Alesia is extremely worried about her husband. She says his cancer diagnosis “combined with this financial pressure to create a real perfect storm” for their family.
“As we were rapidly falling into arrears, we pleaded with Landmark to help us, but apart from abrupt letters and a short-term concession, they were never prepared to discuss our situation constructively and help us find a way out,” Alesia adds.
Alan has put his house up for sale along with some of the land around it at £725,000, but says he now owes Landmark a total of £640,000. Even if he can arrange a sale before his home is repossessed, he must raise enough to clear his debts and will likely be left with very little money to either rent or buy a new home.
Alesia said she “doesn’t understand” why Landmark are insisting on legal proceedings when the house is up for sale. “It’s making us all have a breakdown,” Alesia said. “They won’t communicate about it with us, they’re just insisting on a court date.”
“We have a viewing of the house next week, but it’s impossible to function under all of this pressure,” she added.
“I’m being watched by the mental health team,” Alan says. “Because they’re worried about what I might do because of all of this.”

Rachel Neale, a former Northern Rock customer and campaign lead at Mortgage Prisoners UK, said: “I am both shocked and heartbroken” by Alan’s story.

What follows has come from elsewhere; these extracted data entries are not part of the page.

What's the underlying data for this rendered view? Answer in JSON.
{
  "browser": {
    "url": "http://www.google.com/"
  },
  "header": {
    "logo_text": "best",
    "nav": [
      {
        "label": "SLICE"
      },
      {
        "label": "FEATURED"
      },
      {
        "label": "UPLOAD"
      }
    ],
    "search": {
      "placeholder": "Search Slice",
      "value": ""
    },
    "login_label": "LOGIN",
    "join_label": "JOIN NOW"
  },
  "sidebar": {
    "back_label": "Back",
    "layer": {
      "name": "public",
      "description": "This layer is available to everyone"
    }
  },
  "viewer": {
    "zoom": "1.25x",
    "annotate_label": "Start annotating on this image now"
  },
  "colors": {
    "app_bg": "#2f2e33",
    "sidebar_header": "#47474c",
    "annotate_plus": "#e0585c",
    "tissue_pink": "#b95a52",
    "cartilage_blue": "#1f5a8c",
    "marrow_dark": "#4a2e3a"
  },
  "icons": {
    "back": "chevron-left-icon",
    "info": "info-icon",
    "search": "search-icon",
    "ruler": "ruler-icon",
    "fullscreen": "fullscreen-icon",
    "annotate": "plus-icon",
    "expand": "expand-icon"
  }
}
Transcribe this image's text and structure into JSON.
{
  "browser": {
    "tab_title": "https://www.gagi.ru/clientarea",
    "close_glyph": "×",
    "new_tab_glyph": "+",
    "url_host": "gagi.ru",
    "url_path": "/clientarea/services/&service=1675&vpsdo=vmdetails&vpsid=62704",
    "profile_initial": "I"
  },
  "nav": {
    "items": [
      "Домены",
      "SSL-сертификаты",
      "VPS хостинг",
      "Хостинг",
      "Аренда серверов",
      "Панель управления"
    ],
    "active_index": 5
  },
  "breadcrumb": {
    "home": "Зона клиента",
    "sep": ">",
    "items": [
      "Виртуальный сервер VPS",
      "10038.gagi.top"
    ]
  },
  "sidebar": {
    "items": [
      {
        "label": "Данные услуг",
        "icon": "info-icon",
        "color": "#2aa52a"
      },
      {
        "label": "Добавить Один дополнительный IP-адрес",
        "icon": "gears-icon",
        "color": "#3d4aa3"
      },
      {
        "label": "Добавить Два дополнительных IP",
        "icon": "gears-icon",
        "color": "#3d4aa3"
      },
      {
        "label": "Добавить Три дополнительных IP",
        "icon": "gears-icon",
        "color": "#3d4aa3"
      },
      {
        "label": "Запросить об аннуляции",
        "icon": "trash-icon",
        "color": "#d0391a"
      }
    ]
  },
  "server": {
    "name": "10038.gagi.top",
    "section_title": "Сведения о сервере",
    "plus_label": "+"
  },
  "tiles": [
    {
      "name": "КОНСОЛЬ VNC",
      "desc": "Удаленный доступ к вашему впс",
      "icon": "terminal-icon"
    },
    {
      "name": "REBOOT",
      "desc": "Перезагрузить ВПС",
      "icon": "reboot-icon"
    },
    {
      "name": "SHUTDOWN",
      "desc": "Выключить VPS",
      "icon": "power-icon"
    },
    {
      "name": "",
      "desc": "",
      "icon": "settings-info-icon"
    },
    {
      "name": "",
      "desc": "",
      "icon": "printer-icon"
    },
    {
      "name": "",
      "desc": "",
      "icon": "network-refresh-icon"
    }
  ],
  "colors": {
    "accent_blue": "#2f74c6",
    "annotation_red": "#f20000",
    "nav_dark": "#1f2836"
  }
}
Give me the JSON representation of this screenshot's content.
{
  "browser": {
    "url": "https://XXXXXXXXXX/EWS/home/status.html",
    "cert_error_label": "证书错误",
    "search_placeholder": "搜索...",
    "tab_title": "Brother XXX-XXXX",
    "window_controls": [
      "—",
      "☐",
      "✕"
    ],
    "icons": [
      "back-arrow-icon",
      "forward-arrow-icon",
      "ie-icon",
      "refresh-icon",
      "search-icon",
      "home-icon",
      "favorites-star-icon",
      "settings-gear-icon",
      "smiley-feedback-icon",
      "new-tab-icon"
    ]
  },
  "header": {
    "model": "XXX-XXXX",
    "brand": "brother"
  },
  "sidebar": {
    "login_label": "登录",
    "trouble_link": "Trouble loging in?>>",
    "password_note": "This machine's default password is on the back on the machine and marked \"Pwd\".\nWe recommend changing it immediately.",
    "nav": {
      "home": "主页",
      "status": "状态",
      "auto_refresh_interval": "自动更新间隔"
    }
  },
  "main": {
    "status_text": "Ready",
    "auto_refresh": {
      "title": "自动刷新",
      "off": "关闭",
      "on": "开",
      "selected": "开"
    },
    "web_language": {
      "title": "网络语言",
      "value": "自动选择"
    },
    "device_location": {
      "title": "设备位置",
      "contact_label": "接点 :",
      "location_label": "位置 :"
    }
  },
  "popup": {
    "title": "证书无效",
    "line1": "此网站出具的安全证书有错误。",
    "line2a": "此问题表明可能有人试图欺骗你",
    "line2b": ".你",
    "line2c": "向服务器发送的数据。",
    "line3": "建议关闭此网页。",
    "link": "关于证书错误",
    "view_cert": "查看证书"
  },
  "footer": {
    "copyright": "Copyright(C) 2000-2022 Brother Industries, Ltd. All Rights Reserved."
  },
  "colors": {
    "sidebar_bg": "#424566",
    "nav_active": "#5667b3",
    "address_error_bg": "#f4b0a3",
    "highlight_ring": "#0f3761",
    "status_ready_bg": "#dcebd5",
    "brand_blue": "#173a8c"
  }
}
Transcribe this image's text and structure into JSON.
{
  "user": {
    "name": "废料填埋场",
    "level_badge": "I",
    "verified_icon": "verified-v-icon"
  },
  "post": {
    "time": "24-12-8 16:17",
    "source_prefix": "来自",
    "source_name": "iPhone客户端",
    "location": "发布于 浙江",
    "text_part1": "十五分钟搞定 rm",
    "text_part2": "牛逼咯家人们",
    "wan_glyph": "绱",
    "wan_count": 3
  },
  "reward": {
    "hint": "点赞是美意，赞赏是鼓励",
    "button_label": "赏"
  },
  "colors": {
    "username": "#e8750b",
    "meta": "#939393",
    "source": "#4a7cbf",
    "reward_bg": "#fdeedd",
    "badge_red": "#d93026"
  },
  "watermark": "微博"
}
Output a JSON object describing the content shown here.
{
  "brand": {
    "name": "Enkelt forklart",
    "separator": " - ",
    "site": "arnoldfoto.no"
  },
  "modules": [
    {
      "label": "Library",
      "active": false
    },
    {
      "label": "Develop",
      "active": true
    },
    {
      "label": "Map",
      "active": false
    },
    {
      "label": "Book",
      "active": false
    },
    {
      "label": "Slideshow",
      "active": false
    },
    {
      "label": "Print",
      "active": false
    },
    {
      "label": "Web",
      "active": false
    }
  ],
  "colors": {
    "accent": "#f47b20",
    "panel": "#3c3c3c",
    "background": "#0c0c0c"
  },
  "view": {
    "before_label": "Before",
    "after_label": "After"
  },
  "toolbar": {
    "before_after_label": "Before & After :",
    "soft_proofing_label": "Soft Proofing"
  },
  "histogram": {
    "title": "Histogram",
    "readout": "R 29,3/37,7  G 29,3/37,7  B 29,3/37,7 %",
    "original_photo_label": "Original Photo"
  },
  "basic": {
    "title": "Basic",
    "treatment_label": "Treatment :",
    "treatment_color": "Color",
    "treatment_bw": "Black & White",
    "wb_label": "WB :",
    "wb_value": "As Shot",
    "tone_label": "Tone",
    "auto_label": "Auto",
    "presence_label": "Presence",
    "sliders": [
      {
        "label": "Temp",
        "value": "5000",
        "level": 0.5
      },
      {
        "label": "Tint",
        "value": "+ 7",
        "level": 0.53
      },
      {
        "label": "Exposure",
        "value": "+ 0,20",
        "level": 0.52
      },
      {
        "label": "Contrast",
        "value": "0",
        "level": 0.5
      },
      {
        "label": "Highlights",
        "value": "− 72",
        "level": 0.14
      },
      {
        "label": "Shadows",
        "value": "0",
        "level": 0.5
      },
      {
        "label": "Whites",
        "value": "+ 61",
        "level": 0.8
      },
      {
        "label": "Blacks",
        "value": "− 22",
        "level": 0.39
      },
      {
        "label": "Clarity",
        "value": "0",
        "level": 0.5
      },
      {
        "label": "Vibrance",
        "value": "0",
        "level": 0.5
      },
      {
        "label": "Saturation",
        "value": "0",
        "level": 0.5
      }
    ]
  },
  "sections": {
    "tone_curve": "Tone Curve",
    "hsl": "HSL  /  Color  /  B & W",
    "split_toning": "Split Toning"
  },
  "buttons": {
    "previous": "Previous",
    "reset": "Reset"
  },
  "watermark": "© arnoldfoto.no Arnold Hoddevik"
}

“Not only is Alan fighting cancer, but he has also done everything in his power to try and stop Landmark from taking his livelihood and his home.”
As The i Paper has previously reported, mortgage prisoners have accused Landmark of charging them high interest rates and being unsympathetic to their financial difficulties.
A spokesperson for Landmark Mortgages said: “It is deeply unfortunate that Mr Clements has got into such considerable arrears, especially given his health concerns.
“We are deeply sympathetic to his situation and have made extensive efforts over a very long period to try to help him to sort out his finances. We have waived substantial fees, and we have offered several repayment concessions, tailored to his situation that would have provided him an opportunity to improve his finances, but he has not been able to agree a meaningful repayment plan.”
“The unfortunate reality is that Mr Clements simply cannot afford this substantial six-bedroom, four-acre property, most of which was originally acquired with an interest-only mortgage.
“Every day he remains here, the debts associated with this property will only increase further, and the equity will be reduced for all parties involved.
“Seeking possession is only ever a matter of last resort for us, when all other avenues have been exhausted. We hope that Mr Clements will be able to sell the property within this period to help get his finances in order. We will continue to help where we can.”
The Financial Conduct Authority (FCA) has issued guidelines as to how closed-book companies, like Landmark, should treat mortgage prisoners. They say that “fairness” should be prioritised and that “vulnerable customers” should be supported.
An FCA spokesperson said: “Repossession should only be used be a last resort. Firms must allow the customer a reasonable period of time to sell their home when an adequate payment arrangement cannot be made.
“We have been clear about this and about the need for firms to treat vulnerable consumers fairly.”